Child Marriage: Theory and Practice

Internationally there is a wide consensus that child marriage is a harmful practice for girls and that it needs to be eliminated. When you are aware of the risks and consequences to girls, this is not a hard thing to agree with. And a lot of work is being done to put an end to child marriages. In many countries where it has long been a tradition, it is no longer allowed and may even have been made a criminal offence. This all seems very sensible and a sign of progress, from a distance. Until reality comes knocking and everything becomes infinitely more complicated.

I want to state emphatically that I too oppose child marriage. And in my work to help organisations and governments to transition from institutional to family-based care, this is an issue that needs to be kept in mind. Because in some cases, if you move a teenage girl out of an institution and send her back to her family, there could be a risk that they will get her married as soon as possible. In these cases, it is important to provide counselling and awareness-raising to inform the family of the risks involved and monitoring to make sure that the family agreeing not to arrange a marriage for the girl was not just to end the discussion.

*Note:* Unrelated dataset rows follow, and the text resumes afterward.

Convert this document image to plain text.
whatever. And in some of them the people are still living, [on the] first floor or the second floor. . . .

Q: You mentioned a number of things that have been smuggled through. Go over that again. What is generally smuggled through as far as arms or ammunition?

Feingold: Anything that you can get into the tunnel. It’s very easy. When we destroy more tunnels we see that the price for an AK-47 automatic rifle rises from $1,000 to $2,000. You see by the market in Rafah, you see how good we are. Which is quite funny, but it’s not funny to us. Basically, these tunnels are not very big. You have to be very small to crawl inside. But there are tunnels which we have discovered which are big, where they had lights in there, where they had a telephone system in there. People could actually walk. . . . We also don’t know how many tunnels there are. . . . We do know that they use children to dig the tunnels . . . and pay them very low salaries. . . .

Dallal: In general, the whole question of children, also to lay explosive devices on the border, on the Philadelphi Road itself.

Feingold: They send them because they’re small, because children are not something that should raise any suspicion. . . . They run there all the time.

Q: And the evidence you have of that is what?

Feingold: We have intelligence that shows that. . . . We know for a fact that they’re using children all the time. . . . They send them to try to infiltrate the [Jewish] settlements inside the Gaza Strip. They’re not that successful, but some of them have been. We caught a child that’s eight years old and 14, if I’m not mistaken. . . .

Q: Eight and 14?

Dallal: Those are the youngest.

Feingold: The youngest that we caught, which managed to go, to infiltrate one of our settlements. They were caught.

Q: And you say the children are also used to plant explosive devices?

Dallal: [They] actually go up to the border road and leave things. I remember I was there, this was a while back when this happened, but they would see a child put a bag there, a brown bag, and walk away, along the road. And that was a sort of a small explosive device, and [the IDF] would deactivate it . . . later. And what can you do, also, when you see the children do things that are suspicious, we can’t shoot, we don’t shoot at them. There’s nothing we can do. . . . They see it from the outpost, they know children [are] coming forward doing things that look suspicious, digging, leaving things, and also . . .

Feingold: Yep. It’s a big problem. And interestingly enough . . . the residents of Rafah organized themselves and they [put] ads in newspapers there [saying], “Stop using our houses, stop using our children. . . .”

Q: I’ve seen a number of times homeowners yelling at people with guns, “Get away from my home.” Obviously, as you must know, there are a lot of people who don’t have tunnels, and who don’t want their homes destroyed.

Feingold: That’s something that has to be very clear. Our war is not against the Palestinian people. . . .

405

As long as you are talking about preventing child marriage, it is all relatively clear-cut and simple. However, preventing child marriage is not the only issue on the table. There are also the girls who have already been married and are pregnant or already have a baby. This is where things get a lot more complicated.

A 15-year old girl arrived at an institution with her newborn baby. She was placed there because the hospital where she gave birth notified the police when they realised that this was a case of child marriage. And because she was indeed a child bride, she was removed from her husband and family ‘for her protection’. The girl was understandably extremely distressed to suddenly find herself and her baby institutionalised. She ate very little, usually refusing to eat, was agitated and unable to take the rest she needed to recover from the delivery, pretty soon, she started self-harming. And she was unable to care for her baby, in her distress.

As part of the newly developed team in the organisation to prevent institutionalisation and to look at the possibility of reintegration of children arriving at the institution, a caseworker and a counsellor took charge. They talked with the girl and her family (who lived in a remote village where the anti-child marriage had not penetrated and the tradition was continued) and made a plan.

It was clear that it was in the best interest of the girl and her baby for her to go back to her family, and that keeping them in the institution might put their lives at risk. So, a plan was developed to counsel the girl’s family and talk with her husband and his family to reach an agreement that the girl and her baby were to go back to her family. And that she would not go back to her husband until she was 18. It would take some time to make sure that everyone was very clear about the arrangement and in full agreement, and it would need to be monitored closely. However, it seemed feasible and what would be best for both children.

So far, so good. However, then we ran into a wall with the authorities. Theory and practice crashed head-on. The local child protection authority had placed the girl and her baby in the institution and needed to give permission for her to return to the family. And they were very clear about the fact that child marriage is wrong, and the girl’s parents had put her in danger by marrying her off. In other words, for her protection, the girl could not be returned to her parents. This is all completely in line with the theory of ‘child marriage is wrong, it has to be stopped’. However, it does not take into account the two lives that are put at risk by blindly following this line of thinking.